Критическое отношение Ньянавиры к ортодоксальным буддийским представлениям не заставило его усомниться в традиционном учении о перерождении, нечеловеческих областях существования и нравственном законе кармы. Хотя он отвергал мистику, все же он верил, что в медитации можно обрести такие «способности», как левитация, ясновидение и память о прошлых жизнях. Он удалил «мертвую материю» комментариев, но отказался поставить под сомнение авторитет самих наставлений Будды. «Я относился и отношусь к суттам так, что, если я найду в них что-либо, что противоречит моим собственным взглядам, то скажу: они правы, а я не прав.» Такой фундаментализм поразительным образом соседствует со страстностью скептика, которая пронизывает большинство его текстов. Кажется, ему не может прийти в голову, что сами сутты могут быть также наполнены мертвой материей, унаследованной из индийской аскетической традиции. Он, несомненно, признавал, что единственной целью учения Будды было освобождение от круга перерождений. Он испытывал отвращение к жизни. «Существует выход, – настаивал он, – существует способ положить конец существованию, только если хватит храбрости плюнуть на нашу дорогую человеческую природу».
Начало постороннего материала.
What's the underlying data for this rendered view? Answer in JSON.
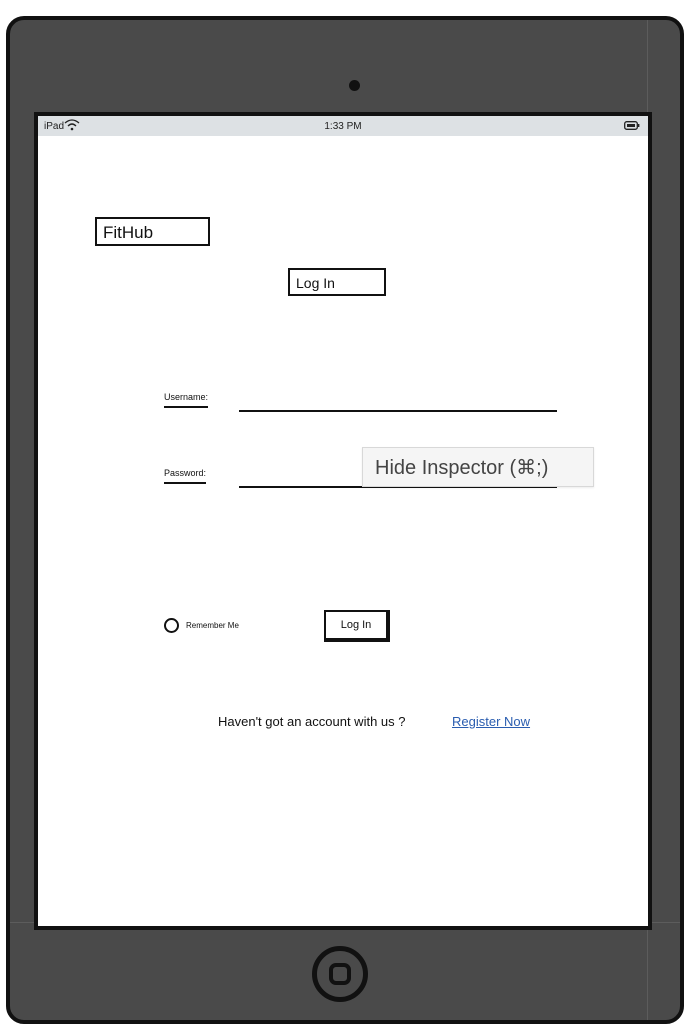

Эти фундаменталистские и аскетические черты текстов Ньянавиры казались мне неприятными и отталкивающими. Но зато я понимал, как глубоко буддизм был связан с практикой отречения от мира, принятой в большинстве индийских религий. Даже буддизм Махаяны, представленный Далай-ламой и другими тибетскими и дзэнскими учителями, несмотря на все разговоры о сострадании и любви, все же своей конечной целью считает выход из круговорота перерождений и, таким образом, конец известной нам жизни. Единственное отличие состоит в том, что для бодхисаттвы – того, кто поклялся достичь пробуждения ради других – стремление закончить цикл новых рождений и смертей распространяется на всех живых существ, а не только на него самого. Буддизм Махаяны не предлагает более жизнеутверждающие идеи, чем «Хинаяна», доктрины которой, как утверждают махаянисты, они заменили. Размышляя о затруднительном положении Ньянавиры, я понял, как незначительно повлияли годы моих изучений буддийской мысли на мое ощущение подлинной ценности жизни. Нравилось это мне или нет, я был секулярным, постхристианским европейцем. В отличие от Ньянавиры, у меня не было никакого желания плевать на свою человеческую природу.
Возможно, Ньянавира обманывал сам себя. К самоубийству его могли подталкивать бессознательные страхи и желания, в которых он не отдавал себе отчета или с которыми он не мог справиться. В письме от 16 мая 1963 года он признался: «Не думайте, что я считаю самоубийство похвальным поступком, я готов первым признать, что в нем есть элемент слабости… но я, конечно, предпочитаю его многим другим возможностям. (Я лучше сто раз повторю, что автор Записок убил себя, будучи бхиккху (монахом), чем то, что он снял с себя свой сан; потому что бхиккху становились архантами, то есть освобожденными от перерождений, совершив самоубийство, но нет свидетельств, что кто-то стал архантом, перестав быть бхиккху)».